[PATCH] nvme: don't set a virt_boundary unless needed
Sagi Grimberg
sagi at grimberg.me
Mon Dec 25 01:20:35 PST 2023
>>>> NVMe PRPs are a pain and force the expensive virt_boundary checking on
>>>> block layer, prevent secure passthrough and require scatter/gather I/O
>>>> to be split into multiple commands which is problematic for the upcoming
>>>> atomic write support.
>>>
>>> But is the threshold still correct? meaning for I/Os small enough the
>>> device will have lower performance? I'm not advocating that we keep it,
>>> but we should at least mention the tradeoff in the change log.
>>
>> Chaitanya benchmarked it on the first generation of devices that
>> supported SGLs. On the only SGL-enabled device I have there is no
>> performance penality for using SGLs on small transfer, but I'd love
>> to see numbers from other setups.
>
> It's the larger transfers where it gets worse. To exaggerate the
> difference, consider send a 2MB write with virtually aligned but
> discontiguous user buffer: 512 folios.
>
> PRP fits in 1 prp_page_pool block.
>
> SGL needs 3 prp_page_pool blocks, tripling the command's memory usage.
My assumption was that in large transfers the memory overhead is
negligible and the controller dma streaming dominates the performance.
The threshold was for minimum transfer to use sgls.
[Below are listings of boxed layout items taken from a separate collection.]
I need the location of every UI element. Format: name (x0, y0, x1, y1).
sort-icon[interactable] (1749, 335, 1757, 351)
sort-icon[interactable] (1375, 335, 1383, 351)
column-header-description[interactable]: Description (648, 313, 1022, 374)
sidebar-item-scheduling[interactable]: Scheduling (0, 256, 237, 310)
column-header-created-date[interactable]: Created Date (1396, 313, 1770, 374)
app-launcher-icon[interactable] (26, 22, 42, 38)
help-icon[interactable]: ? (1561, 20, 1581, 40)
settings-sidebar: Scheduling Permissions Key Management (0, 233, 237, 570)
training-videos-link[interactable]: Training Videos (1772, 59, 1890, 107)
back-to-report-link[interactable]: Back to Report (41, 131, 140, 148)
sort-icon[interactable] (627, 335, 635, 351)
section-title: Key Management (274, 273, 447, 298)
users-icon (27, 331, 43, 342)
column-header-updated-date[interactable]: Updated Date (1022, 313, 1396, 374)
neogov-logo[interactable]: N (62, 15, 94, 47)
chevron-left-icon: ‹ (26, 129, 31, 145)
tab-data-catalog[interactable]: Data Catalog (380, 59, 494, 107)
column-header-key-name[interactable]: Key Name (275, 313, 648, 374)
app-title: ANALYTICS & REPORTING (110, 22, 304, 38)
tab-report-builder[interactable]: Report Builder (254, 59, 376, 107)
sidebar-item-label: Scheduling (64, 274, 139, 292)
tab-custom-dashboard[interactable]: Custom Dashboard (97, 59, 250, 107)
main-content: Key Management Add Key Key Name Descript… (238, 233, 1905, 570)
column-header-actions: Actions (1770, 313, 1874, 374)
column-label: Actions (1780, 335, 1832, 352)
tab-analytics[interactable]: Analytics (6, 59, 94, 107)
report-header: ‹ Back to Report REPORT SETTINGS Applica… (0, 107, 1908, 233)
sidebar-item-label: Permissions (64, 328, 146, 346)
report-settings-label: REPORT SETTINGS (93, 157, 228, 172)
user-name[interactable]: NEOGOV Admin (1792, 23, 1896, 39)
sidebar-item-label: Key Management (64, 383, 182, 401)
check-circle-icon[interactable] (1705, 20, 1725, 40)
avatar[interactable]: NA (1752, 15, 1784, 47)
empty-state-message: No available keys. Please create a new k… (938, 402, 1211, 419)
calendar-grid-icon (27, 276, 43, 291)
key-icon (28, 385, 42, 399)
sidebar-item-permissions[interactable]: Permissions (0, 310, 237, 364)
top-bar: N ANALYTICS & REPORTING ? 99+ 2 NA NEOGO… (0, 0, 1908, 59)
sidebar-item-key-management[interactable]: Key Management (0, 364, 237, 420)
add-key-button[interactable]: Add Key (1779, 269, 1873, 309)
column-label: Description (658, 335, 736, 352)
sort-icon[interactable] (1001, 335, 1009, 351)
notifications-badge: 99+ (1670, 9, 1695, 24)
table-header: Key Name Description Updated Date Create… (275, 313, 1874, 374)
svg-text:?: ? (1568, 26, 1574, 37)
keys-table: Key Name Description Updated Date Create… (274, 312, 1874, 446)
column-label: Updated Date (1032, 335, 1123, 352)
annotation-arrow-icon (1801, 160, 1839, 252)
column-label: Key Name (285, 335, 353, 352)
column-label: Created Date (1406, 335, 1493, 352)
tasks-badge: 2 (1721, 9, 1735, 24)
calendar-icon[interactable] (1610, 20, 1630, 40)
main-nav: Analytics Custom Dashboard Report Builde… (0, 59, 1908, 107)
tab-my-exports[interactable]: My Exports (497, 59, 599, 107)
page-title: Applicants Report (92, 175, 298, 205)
In any event, I think that we are talking about theoretical gains/losses
here. Unless anyone shows a real loss here, we should go with the
simplicity.
Theoretically the driver could add incremental optimizations if the
request buffer can use either prp/sgl, but this is something that
should be explored with real device(s) performance measurements I think.